We found that our algorithm outperforms Maximum Likelihood based quartet puzzling on data sets simulated with low to medium evolutionary rates. For faster rates of evolution, invariant based quartet puzzling is reasonable but less effective than maximum likelihood based puzzling.
This is a proof of concept algorithm which is not intended to replace existing reconstruction algorithms. Rather, the conclusion is that when seeking solutions to a new wave of phylogenetic problems (super tree algorithms, gene vs. species tree, mixture models), invariant based methods should be considered. This article demonstrates that invariants are a practical, reasonable and flexible source for reconstruction techniques.

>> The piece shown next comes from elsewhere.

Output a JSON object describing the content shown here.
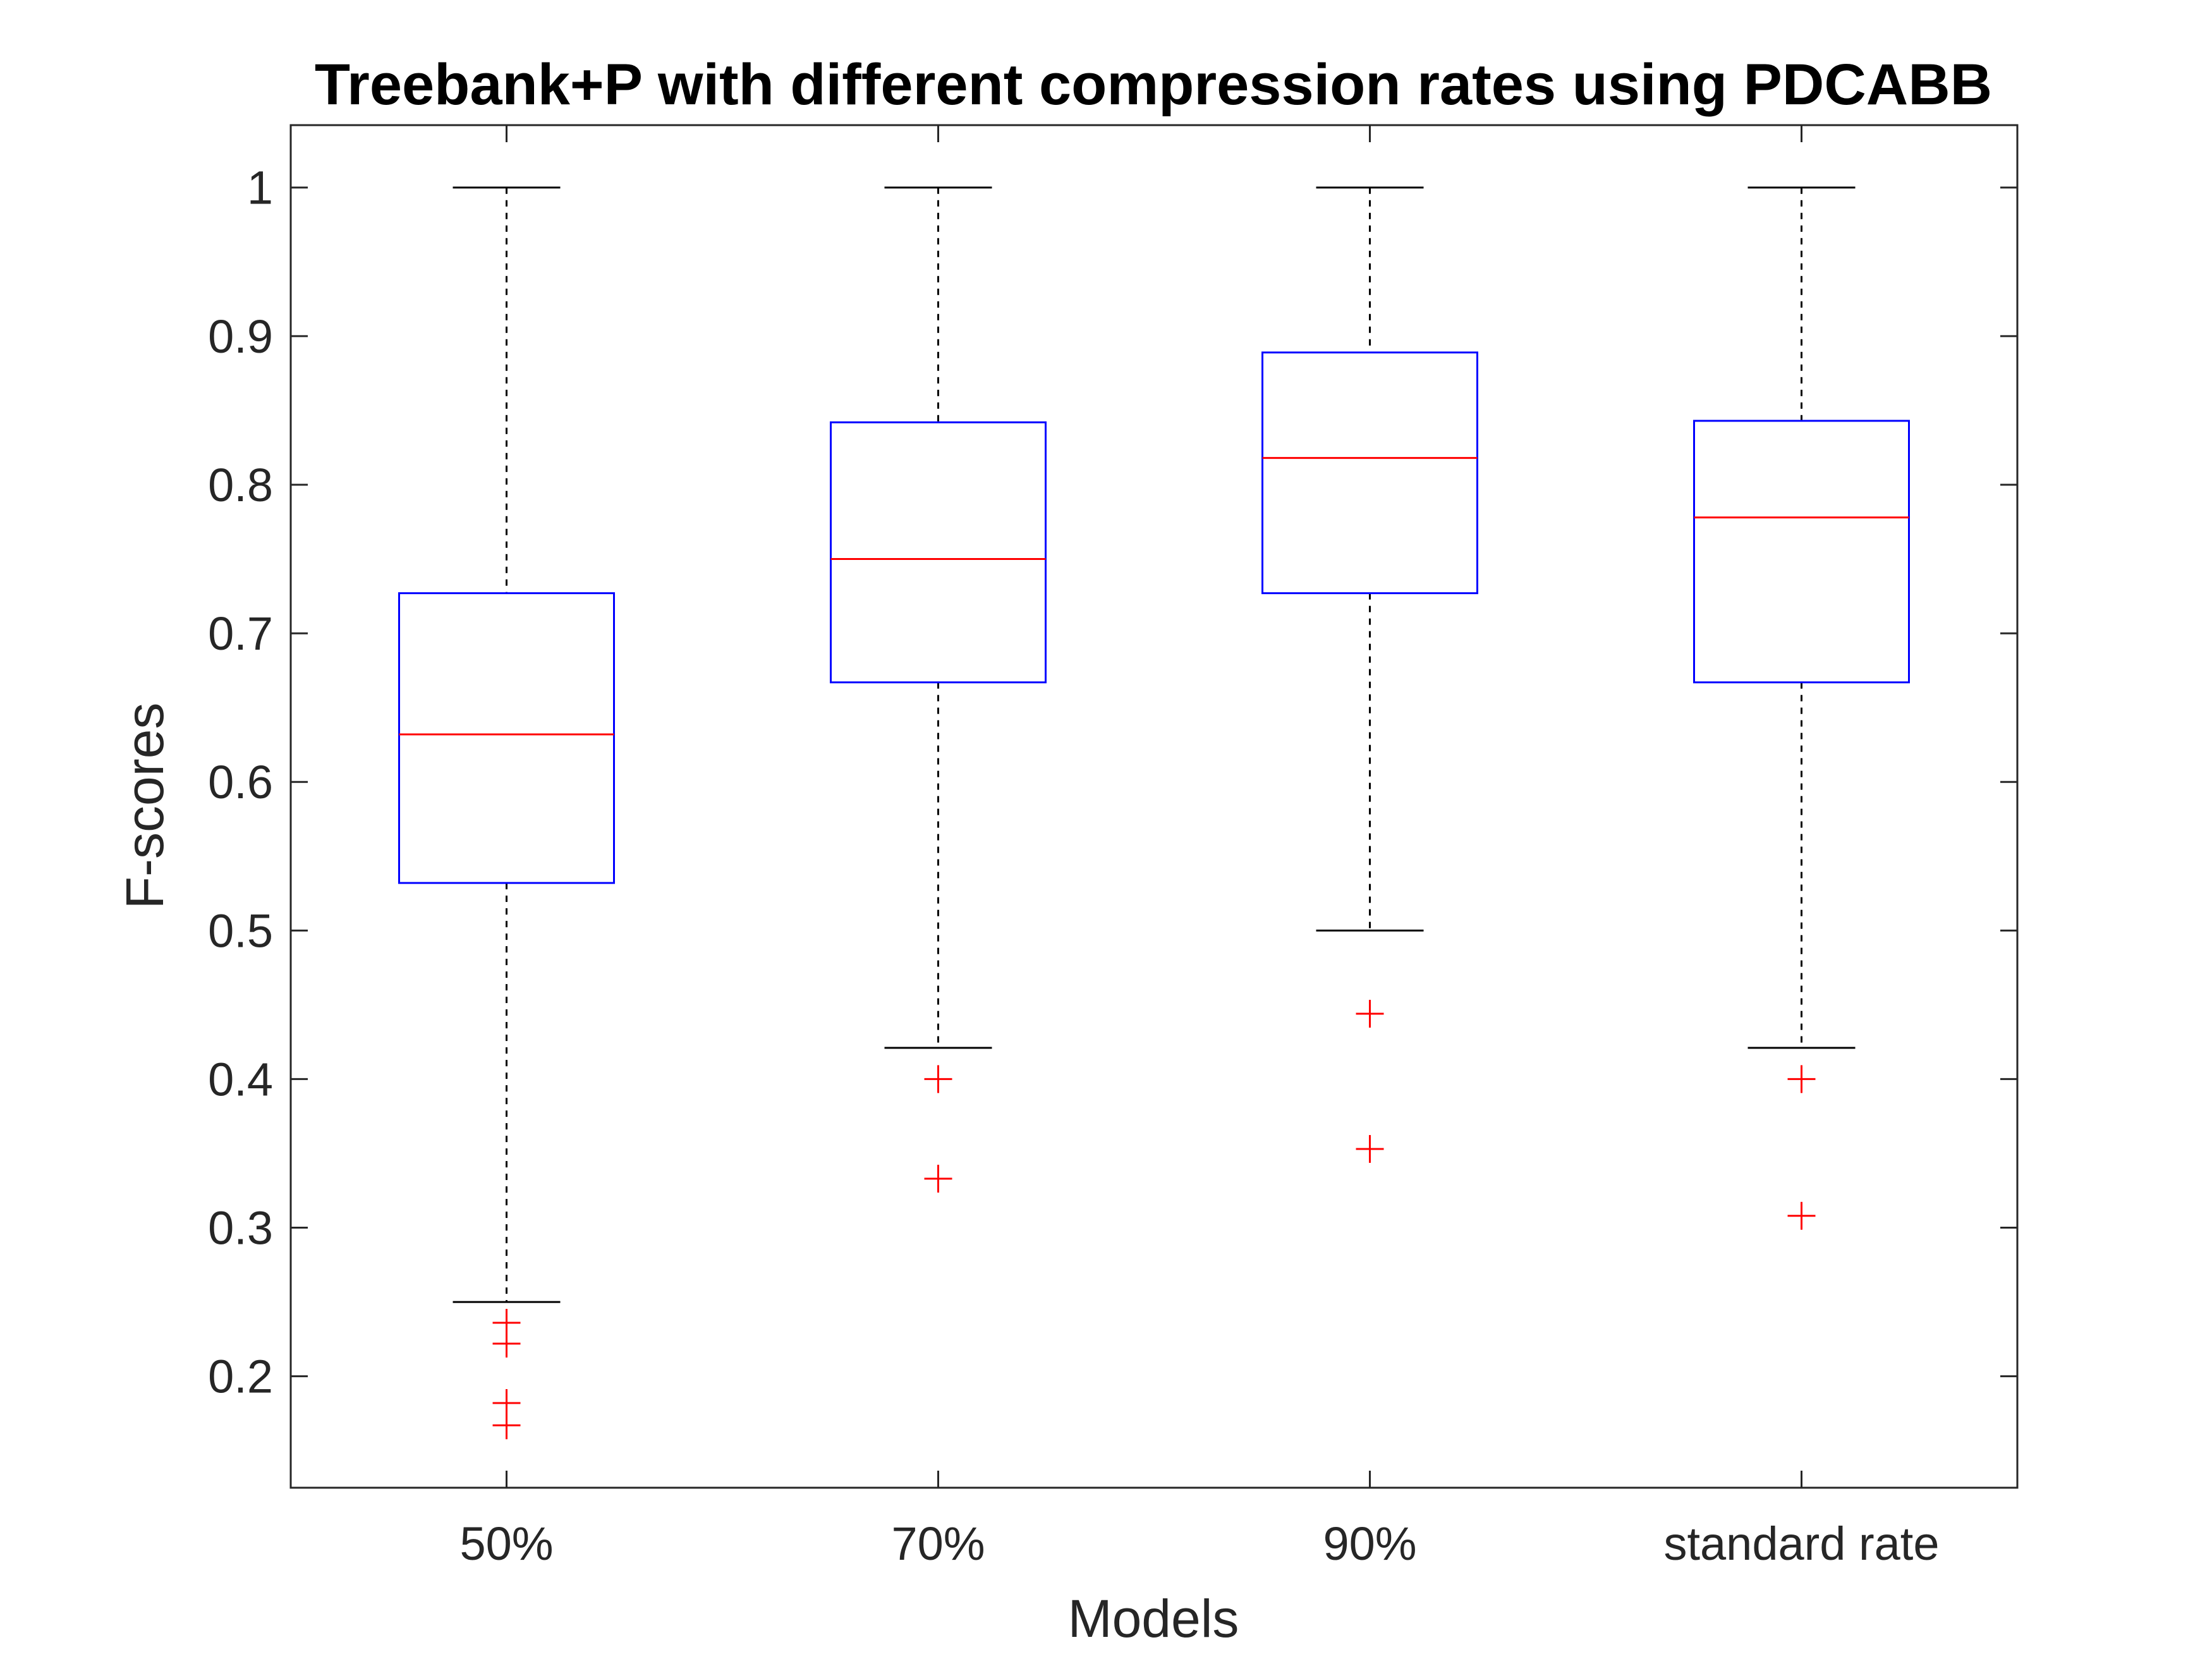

基于不变量的系统发育重建算法最早由卡文德、费尔森斯坦和莱克提出,但被生物学家广泛摒弃,因为人们认为不变量在基于合理长度的DNA序列构建树时准确性有限。代数几何学家的最新进展导致构建了不变量列表,这些不变量在小序列上已被证明更准确,但局限于只能用于分类单元数量较少的树。我们开发并测试了一种基于不变量的四重奏迷惑算法,该算法对于生物学上合理的数据集既准确又高效。
我们发现,在以低到中等进化速率模拟的数据集上,我们的算法优于基于最大似然的四重奏迷惑算法。对于更快的进化速率,基于不变量的四重奏迷惑算法是合理的,但不如基于最大似然的迷惑算法有效。
这是一种概念验证算法,并非旨在取代现有的重建算法。相反,结论是在寻求解决新一代系统发育问题(超级树算法、基因树与物种树、混合模型)时,应考虑基于不变量的方法。本文表明不变量是重建技术的一个实用、合理且灵活的来源。